Kristine Frazao | Spotlight on America

WASHINGTON (SOA) — The harmful impacts of toxic exposure on veterans have been in the national headlines for months. In this Spotlight on America report, we take a look at what these hazardous exposures may mean for female veterans, particularly those wanting to start a family.

Motherhood is a joy Kerry Karwan wasn’t sure she’d ever know. She told us of all her challenging missions over two decades in the U.S. Coast Guard, starting her family was by far the most grueling. She said she struggled for six years to conceive and still remembers the questions that consumed her life.

“I was like, ‘I don’t understand what’s happening,'” she recalled thinking. “’My husband’s healthy. He’s had kids, I am healthy. Why are we not getting pregnant?'”

The U.S. Centers for Disease Control and Prevention said fertility problems impact about 19% of women of reproductive age. But we discovered that number jumps dramatically when it comes to women who’ve served in the military: a staggering 57% of them said they’ve experienced family-building challenges, according to a 2021 study from the group Blue Star Families.

Some of the causes vary from time away from a spouse to post-traumatic stress disorder (PTSD). But there’s also a lesser-known culprit that thousands of military women like Kerry believe may be to blame: exposure to toxins.

“I was an engineer on a ship and we have asbestos,” Karwan told Spotlight on America. “Obviously, there’s a bunch of different chemicals in my response job — we responded to oil spills and benzene in all kinds of stuff. There’s exposure there that at a single point in time may not be damaging, but over the course of a career could have a long-term and devastating effect.”

Overseas, so-called burn pits posed the same kind of potentially devastating effects on others. The toxic smoke spewing from military trash fires contained everything you can imagine, said Jeremy Butler, the CEO of Iraq and Afghanistan Veterans of America.

“You’re talking plastic metals, ammunition, body parts,” Butler told Spotlight on America. “Literally anything and everything that is generated by a city is what we’re talking about here.”

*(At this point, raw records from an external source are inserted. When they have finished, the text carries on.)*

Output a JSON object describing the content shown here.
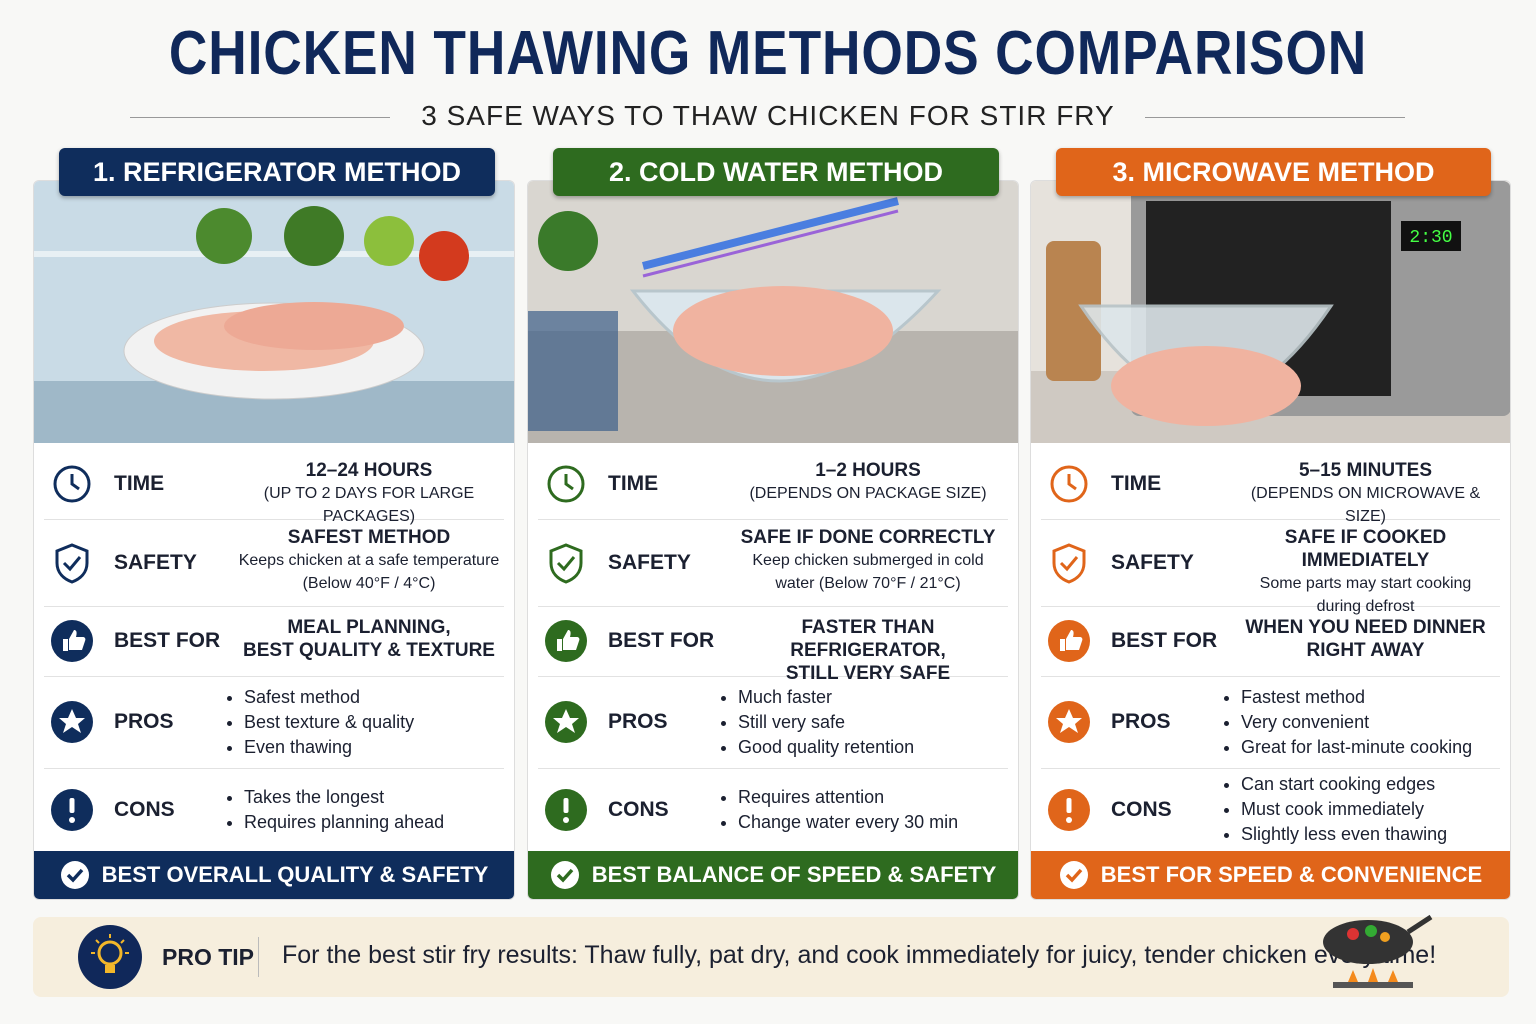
{
  "header": {
    "title": "CHICKEN THAWING METHODS COMPARISON",
    "subtitle": "3 SAFE WAYS TO THAW CHICKEN FOR STIR FRY"
  },
  "methods": [
    {
      "title": "1. REFRIGERATOR METHOD",
      "color": "#0f2d5c",
      "rows": [
        {
          "label": "TIME",
          "lines": [
            "12–24 HOURS",
            "(UP TO 2 DAYS FOR LARGE PACKAGES)"
          ]
        },
        {
          "label": "SAFETY",
          "lines": [
            "SAFEST METHOD",
            "Keeps chicken at a safe temperature",
            "(Below 40°F / 4°C)"
          ]
        },
        {
          "label": "BEST FOR",
          "lines": [
            "MEAL PLANNING,",
            "BEST QUALITY & TEXTURE"
          ]
        }
      ],
      "pros": {
        "label": "PROS",
        "items": [
          "Safest method",
          "Best texture & quality",
          "Even thawing"
        ]
      },
      "cons": {
        "label": "CONS",
        "items": [
          "Takes the longest",
          "Requires planning ahead"
        ]
      },
      "verdict": "BEST OVERALL QUALITY & SAFETY"
    },
    {
      "title": "2. COLD WATER METHOD",
      "color": "#2e6b1f",
      "rows": [
        {
          "label": "TIME",
          "lines": [
            "1–2 HOURS",
            "(DEPENDS ON PACKAGE SIZE)"
          ]
        },
        {
          "label": "SAFETY",
          "lines": [
            "SAFE IF DONE CORRECTLY",
            "Keep chicken submerged in cold",
            "water (Below 70°F / 21°C)"
          ]
        },
        {
          "label": "BEST FOR",
          "lines": [
            "FASTER THAN REFRIGERATOR,",
            "STILL VERY SAFE"
          ]
        }
      ],
      "pros": {
        "label": "PROS",
        "items": [
          "Much faster",
          "Still very safe",
          "Good quality retention"
        ]
      },
      "cons": {
        "label": "CONS",
        "items": [
          "Requires attention",
          "Change water every 30 min"
        ]
      },
      "verdict": "BEST BALANCE OF SPEED & SAFETY"
    },
    {
      "title": "3. MICROWAVE METHOD",
      "color": "#e0651a",
      "display": "2:30",
      "rows": [
        {
          "label": "TIME",
          "lines": [
            "5–15 MINUTES",
            "(DEPENDS ON MICROWAVE & SIZE)"
          ]
        },
        {
          "label": "SAFETY",
          "lines": [
            "SAFE IF COOKED IMMEDIATELY",
            "Some parts may start cooking",
            "during defrost"
          ]
        },
        {
          "label": "BEST FOR",
          "lines": [
            "WHEN YOU NEED DINNER",
            "RIGHT AWAY"
          ]
        }
      ],
      "pros": {
        "label": "PROS",
        "items": [
          "Fastest method",
          "Very convenient",
          "Great for last-minute cooking"
        ]
      },
      "cons": {
        "label": "CONS",
        "items": [
          "Can start cooking edges",
          "Must cook immediately",
          "Slightly less even thawing"
        ]
      },
      "verdict": "BEST FOR SPEED & CONVENIENCE"
    }
  ],
  "tip": {
    "label": "PRO TIP",
    "text": "For the best stir fry results: Thaw fully, pat dry, and cook immediately for juicy, tender chicken every time!"
  }
}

Rep. Julia Brownley, D-Calif., has made helping veterans dealing with toxic exposure central to her work on Capitol Hill, and she’s focused much of her attention on those hazardous burn pits.

If you’ve ever been around a burn pit,” she said, “logic will tell you it has to have in some way an impact.”

Brownley has authored multiple bills seeking to expand access to reproductive health care for female veterans, most of which have not yet passed.

“I think most women who serve in our military — I think when they leave the military, they want to have a family and if their reproductive organs are not working, then that’s a big problem.”